Specie europea piuttosto polimorfa, presente in tutte le regioni d'Italia con
tre sottospecie. La distribuzione regionale si estende su tutte le aree
montuose del Friuli. Cresce in boschi montani (soprattutto faggete ed
abetine) e subalpini, come nei cespuglieti a rododendro delle Alpi, con
optimum nelle fasce montana e subalpina. È frequentemente coltivata a
scopo ornamentale lungo le vie, soprattutto nei centri montani. I frutti
possono essere impiegati nella preparazione di gelatine, marmellate e salse,
ma possono essere tossici se consumati crudi; i semi infatti contengono
amigdalina (derivato cianidrico). Un colorante nero è ottenuto dai rami
giovani. Il legno è pregiato, duro, compatto ed elastico, e trova impiego per
lavori di ebanisteria, costruzione di slitte, tornitura, intaglio; è anche
impiegato per strumenti musicali (flauti) e nell'industria del mobile. Come
combustibile dà buona legna da ardere.
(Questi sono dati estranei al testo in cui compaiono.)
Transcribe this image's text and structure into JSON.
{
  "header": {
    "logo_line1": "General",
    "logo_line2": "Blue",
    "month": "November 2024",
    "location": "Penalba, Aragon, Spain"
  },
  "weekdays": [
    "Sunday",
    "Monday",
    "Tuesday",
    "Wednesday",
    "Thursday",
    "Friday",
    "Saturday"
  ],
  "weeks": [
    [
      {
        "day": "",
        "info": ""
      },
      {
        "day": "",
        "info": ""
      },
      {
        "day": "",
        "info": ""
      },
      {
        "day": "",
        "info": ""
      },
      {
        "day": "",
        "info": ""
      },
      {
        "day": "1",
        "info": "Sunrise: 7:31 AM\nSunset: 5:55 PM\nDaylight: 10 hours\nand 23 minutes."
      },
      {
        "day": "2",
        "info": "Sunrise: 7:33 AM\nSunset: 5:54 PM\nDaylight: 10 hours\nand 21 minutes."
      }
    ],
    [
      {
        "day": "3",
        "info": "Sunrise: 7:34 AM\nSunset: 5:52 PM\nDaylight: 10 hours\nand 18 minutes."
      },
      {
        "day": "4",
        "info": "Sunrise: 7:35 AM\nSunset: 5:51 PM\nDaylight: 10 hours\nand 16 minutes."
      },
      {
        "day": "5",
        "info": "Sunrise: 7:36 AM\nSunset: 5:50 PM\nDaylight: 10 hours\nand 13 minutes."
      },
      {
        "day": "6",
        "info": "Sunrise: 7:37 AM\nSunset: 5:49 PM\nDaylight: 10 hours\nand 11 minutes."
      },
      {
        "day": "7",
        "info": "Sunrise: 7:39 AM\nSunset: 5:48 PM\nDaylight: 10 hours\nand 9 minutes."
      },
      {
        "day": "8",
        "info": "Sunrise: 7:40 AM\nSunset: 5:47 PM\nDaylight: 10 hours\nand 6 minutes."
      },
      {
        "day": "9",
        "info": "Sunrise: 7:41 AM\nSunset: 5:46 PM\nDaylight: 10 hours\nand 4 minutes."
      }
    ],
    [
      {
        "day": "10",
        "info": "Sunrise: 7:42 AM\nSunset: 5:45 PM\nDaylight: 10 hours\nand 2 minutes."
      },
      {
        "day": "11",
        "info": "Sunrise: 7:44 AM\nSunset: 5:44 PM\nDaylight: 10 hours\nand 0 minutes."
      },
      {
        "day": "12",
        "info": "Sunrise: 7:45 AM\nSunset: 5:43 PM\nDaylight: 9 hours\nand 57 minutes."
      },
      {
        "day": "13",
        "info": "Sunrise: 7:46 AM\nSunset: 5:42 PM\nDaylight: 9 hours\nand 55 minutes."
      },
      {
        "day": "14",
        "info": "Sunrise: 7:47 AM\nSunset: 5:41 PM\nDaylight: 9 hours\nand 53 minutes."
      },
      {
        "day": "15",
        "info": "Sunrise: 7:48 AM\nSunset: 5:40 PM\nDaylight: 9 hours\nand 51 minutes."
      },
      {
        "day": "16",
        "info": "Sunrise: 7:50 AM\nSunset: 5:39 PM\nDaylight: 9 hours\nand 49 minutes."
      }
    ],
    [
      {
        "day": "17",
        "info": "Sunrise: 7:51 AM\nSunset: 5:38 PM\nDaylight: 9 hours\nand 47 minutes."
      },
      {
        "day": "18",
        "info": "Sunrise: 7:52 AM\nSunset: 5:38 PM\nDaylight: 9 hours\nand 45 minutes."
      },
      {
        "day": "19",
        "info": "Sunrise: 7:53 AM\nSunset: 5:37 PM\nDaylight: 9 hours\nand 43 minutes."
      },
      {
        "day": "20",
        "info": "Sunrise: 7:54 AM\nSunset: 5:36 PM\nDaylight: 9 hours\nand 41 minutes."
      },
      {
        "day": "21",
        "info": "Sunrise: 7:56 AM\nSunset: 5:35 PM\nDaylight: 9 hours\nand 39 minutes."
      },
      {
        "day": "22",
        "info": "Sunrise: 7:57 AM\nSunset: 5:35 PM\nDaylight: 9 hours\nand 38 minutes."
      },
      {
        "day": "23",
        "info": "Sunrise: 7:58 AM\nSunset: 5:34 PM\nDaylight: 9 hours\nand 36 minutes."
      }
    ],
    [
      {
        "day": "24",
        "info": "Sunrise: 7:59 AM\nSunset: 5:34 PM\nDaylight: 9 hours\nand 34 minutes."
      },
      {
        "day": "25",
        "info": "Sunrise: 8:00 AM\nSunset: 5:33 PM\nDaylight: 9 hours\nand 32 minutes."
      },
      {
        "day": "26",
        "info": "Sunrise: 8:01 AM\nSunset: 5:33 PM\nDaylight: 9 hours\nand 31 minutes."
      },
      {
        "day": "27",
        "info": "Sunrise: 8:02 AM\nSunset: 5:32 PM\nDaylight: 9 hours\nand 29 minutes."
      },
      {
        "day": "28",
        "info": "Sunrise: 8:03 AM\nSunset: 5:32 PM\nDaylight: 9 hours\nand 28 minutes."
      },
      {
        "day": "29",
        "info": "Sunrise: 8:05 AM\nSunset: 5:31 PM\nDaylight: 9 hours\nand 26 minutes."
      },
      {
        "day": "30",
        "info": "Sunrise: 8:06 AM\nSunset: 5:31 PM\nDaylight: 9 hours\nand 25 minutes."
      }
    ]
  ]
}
Il nome generico, già in uso presso
i Romani, potrebbe derivare da due termini celtici che significano 'aspro' e
'mela'; il nome specifico in latino ha lo stesso significato di quello italiano
('degli uccellatori'); essendo i frutti appetiti dalla piccola avifauna
migratoria, vengono utilizzati negli appostamenti fissi per l'uccellagione.
Forma biologica: fanerofita cespitosa. Periodo di fioritura: maggio-giugno.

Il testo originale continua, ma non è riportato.